Follow-up with graduates gives these young people the opportunity to continue contributing to the nurturing of nature and sustainable development.
Impacts
Among the main achievements are:
8,086 students involved;
16 training workshops for teachers;
25 training workshops for students;
2,120 leaders who reached their first summit during the Nevado de Toluca expedition;
11 expeditions per year in Mexico and Antarctica;
over 5,500 "MY SUMMIT, MY DECISION" manuals distributed;
more than 700 schools have participated;
more than 600 socio-environmental projects have been undertaken by young people in high school.
Beneficiaries
8,086 students with projects in more than 700 schools, generating more than 600 socio-environmental projects.
Sustainable Development Goals
Story
It was 1999 when a Mexican woman from Saltillo, Coahuila, embarked on the hazardous journey to reach the summit of Mount Everest by the northern route, becoming the first Latin American woman to achieve this feat. This was Karla Wheelock, a woman with an iron will, who after coming down alive, owed a debt of gratitude to the Mountain, the great master, and to nature, that in their mystical generosity enabled her to return with something more than the glory of the summit: a heart ready to change the world.

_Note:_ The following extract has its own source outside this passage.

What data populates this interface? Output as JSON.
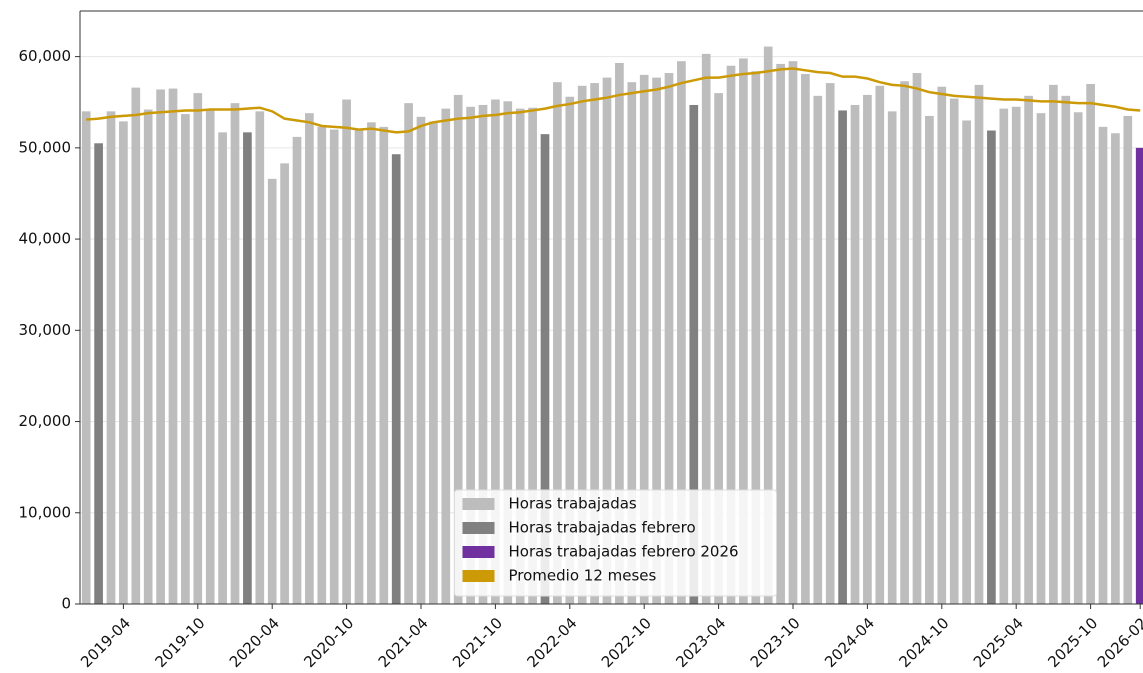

After this, she started a program to work with the children and youth of Mexico. She spent over 10 years launching call for tenders in public schools for limited resources from Mexico City in which she had the challenge of creating groups of five students and a teacher to undertake environmental projects.
All participants start a project in which through trips to various nature spaces, they learn skills that enable them to progress in their projects and initiate a process of personal growth.
At the end, the winners receive the grand prize of visiting pristine locations in the world, such as Antarctica or Biosphere Reserves such as El Triunfo or the island of Espíritu Santo, and on these trips, they are surprised by and learn from nature, because as Karla Wheelock says, nature is the Great Master.
The work of Karla Wheelock is a clear role model for #NatureForAll, a global movement whose mission is to inspire love for nature.